Movie Review - 'The Love Guru'
Friday, June 20, 2008 at 12:00AM The Love GuruStarring Mike Myers, Jessica Alba, and Justin Timberlake
Directed by Marco Schnabel
Rated PG-13
It happens less often
than you think, but when it does, you should plant yourself on the fringe
and watch: A group of movie critics walking out of a movie so bad they
huddle up in a semi-circle, speechless, trying to find just the right words
to define what they just saw. Usually, it's a hyperbolic "That's the worst
movie I think I've ever seen," which would be easy to dismiss if it wasn't
said so sincerely.
The Love Guru is not, in fact, the worst movie I think I've ever seen; the worst movie I've seen professionally is either Freddy Got Fingered (which is the only movie I walked out of) or Swept Away. However,The Love Guru, for a number of reasons, is the worst movie I've seen this year.

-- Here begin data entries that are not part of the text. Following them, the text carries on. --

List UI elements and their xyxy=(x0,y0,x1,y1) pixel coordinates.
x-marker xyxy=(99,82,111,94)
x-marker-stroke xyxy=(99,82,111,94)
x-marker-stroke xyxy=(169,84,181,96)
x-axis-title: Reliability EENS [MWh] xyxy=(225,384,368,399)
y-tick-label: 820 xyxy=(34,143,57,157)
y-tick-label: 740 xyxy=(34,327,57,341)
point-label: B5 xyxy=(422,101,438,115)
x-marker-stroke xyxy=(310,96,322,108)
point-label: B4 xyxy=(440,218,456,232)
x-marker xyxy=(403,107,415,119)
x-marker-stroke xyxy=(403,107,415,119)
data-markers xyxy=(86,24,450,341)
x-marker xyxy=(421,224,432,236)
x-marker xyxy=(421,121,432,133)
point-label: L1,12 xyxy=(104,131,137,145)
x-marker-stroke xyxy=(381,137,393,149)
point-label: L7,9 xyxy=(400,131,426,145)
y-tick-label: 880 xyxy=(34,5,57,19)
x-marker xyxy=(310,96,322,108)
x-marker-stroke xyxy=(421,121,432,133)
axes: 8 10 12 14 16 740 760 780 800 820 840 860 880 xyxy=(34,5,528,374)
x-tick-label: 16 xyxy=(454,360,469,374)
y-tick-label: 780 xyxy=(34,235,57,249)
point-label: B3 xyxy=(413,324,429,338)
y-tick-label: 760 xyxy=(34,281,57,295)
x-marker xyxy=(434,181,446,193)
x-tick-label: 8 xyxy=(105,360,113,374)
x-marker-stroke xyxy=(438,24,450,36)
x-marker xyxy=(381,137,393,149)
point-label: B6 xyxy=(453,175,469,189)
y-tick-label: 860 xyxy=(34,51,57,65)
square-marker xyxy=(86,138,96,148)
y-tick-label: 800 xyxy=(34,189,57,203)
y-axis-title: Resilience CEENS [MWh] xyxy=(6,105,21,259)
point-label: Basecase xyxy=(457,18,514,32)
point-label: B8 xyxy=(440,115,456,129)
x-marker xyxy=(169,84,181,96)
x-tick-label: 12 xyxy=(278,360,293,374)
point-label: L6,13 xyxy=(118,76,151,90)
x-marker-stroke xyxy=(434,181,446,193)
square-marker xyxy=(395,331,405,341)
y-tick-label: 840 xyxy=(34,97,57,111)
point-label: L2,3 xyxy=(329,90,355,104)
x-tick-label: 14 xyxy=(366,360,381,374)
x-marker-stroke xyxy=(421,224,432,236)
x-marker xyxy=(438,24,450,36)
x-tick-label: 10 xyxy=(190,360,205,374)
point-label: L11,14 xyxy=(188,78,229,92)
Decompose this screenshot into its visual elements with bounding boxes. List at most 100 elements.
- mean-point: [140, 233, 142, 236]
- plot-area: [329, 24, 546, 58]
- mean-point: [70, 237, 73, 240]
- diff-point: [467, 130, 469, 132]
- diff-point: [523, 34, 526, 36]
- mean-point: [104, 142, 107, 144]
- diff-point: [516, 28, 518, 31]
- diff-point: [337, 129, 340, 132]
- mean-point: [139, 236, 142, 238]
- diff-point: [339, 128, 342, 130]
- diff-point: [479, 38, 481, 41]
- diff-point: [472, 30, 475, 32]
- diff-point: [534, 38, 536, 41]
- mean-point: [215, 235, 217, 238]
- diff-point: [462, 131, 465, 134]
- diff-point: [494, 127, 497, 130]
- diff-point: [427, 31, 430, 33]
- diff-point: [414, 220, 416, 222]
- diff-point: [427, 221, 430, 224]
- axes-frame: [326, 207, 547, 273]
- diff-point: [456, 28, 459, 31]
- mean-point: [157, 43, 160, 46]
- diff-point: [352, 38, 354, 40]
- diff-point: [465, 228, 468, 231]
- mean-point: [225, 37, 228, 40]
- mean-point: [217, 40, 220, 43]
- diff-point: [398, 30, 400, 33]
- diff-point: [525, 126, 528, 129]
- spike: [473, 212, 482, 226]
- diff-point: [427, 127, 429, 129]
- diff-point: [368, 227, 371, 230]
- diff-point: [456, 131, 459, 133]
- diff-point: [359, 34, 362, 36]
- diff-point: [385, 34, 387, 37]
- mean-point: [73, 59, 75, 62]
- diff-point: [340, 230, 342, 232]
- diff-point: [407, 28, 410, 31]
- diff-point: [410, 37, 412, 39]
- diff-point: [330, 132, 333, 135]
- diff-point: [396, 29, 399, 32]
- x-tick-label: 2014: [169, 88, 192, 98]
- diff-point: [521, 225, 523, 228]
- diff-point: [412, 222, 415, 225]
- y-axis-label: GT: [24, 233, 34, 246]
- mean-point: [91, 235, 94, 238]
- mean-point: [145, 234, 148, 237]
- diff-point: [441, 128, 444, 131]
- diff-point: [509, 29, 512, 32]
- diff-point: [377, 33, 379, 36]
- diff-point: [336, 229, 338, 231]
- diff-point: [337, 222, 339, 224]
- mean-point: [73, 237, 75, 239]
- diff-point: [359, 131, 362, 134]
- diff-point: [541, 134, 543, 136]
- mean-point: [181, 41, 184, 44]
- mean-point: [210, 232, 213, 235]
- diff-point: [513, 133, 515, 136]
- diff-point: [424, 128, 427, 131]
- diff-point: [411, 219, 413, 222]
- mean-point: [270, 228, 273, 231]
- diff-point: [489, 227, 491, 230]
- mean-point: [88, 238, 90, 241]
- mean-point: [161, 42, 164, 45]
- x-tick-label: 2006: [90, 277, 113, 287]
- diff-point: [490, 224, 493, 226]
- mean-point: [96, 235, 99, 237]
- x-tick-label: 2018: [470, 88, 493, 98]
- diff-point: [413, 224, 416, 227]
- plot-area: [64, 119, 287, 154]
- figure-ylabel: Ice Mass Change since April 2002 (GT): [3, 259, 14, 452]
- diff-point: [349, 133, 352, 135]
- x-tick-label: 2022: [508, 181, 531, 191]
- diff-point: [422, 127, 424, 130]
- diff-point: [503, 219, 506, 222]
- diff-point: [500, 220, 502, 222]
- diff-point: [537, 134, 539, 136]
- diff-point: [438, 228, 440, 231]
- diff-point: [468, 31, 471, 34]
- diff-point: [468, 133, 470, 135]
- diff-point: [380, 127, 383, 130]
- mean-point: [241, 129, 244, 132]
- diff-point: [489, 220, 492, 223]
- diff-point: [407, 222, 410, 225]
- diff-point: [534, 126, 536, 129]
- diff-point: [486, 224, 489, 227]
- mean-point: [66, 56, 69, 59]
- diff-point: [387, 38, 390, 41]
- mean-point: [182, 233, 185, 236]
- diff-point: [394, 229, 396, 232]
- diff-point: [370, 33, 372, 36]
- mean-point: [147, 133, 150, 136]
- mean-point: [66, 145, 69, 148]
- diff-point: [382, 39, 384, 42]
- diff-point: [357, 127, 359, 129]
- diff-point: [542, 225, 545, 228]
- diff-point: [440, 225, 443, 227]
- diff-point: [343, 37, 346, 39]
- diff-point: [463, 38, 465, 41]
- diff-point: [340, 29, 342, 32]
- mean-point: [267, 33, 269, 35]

Let's break it down analytically, beginning with why this is worse than my previous lowest-ranked flick of the year, Over Her Dead Body. For starters, neither one of them is funny although that's the intention in both cases. Over Her Dead Body gets credit, though, for not being unfunny, and there's a key difference. Movies that aren't funny simply don't make you laugh. Movies that are unfunny are woefully misguided into thinking that its antics will make somebody - anybody - laugh.
With Over Her Dead Body, I can see where the jokes were going and when you're supposed to react. I just didn't because everything in that movie was so poorly executed. With The Love Guru, I don't understand on any level how slapping someone in the face with a urine-soaked mop is ever funny, how ribald dick jokes in the form of names like Guru Tugginmypuddha, Cherkov, and Jacques "Le Coq" Grande made it here from the sixth grade, or how every scene that requires a joke also requires that it is a dick joke. Why, there's even a reference to the capital of Thailand.
That very specific brand of uncomedy is clearly all Mike Myers has left. Of course, when you haven't been funny in nine years, you generally aim for the lowest of the lowest common denominators, and while he's hit that target, Myers has ignored everything else, from a story and characters worth watching to comedy that might come from somewhere above the belt.
And yet, this is the movie Myers waited five years to complete. The story, about a best-selling self-help guru hired to reunite a hockey player with his wife so the team can win the Stanley Cup, is simplistic enough that if Myers had developed anything funny for it, it could've been OK. Not great, mind you, but passable. But much like his last Austin Powers creation, Goldmember (hey, another dick joke!), you just watch the Guru Pitka blankly because the character clearly means more to Myers than to any of us.
The parade of groin-based comedy, which by itself is unoriginal and desperately unfunny, is surrounded by undeveloped characters like the hockey player Darren Roanake (Romany Malco), who can't play well in front of his mother...and that's about the end of his story, team owner Jane Bullard (Jessica Alba), who can't put a winning team on the ice and can't find a man until she becomes smitten with the Guru (uh huh), and the Guru's greedy assistant (John Oliver), who shows up more as the devil on the Guru's shoulder once every 25 minutes rather than an actual member of the ensemble. Oh, incidentally, that character's name is Dick Pants, which isn't funny and doesn't even make any sense.
Even if it were funny, this would contend for worst of the year because the setup is so boring and goes nowhere, and the central character is repellent. Hard to win in a comedy when that's the case. You simply couldn't have made a worse version of this movie if you tried. And yet, it doesn't appear that Mike Myers even did that much.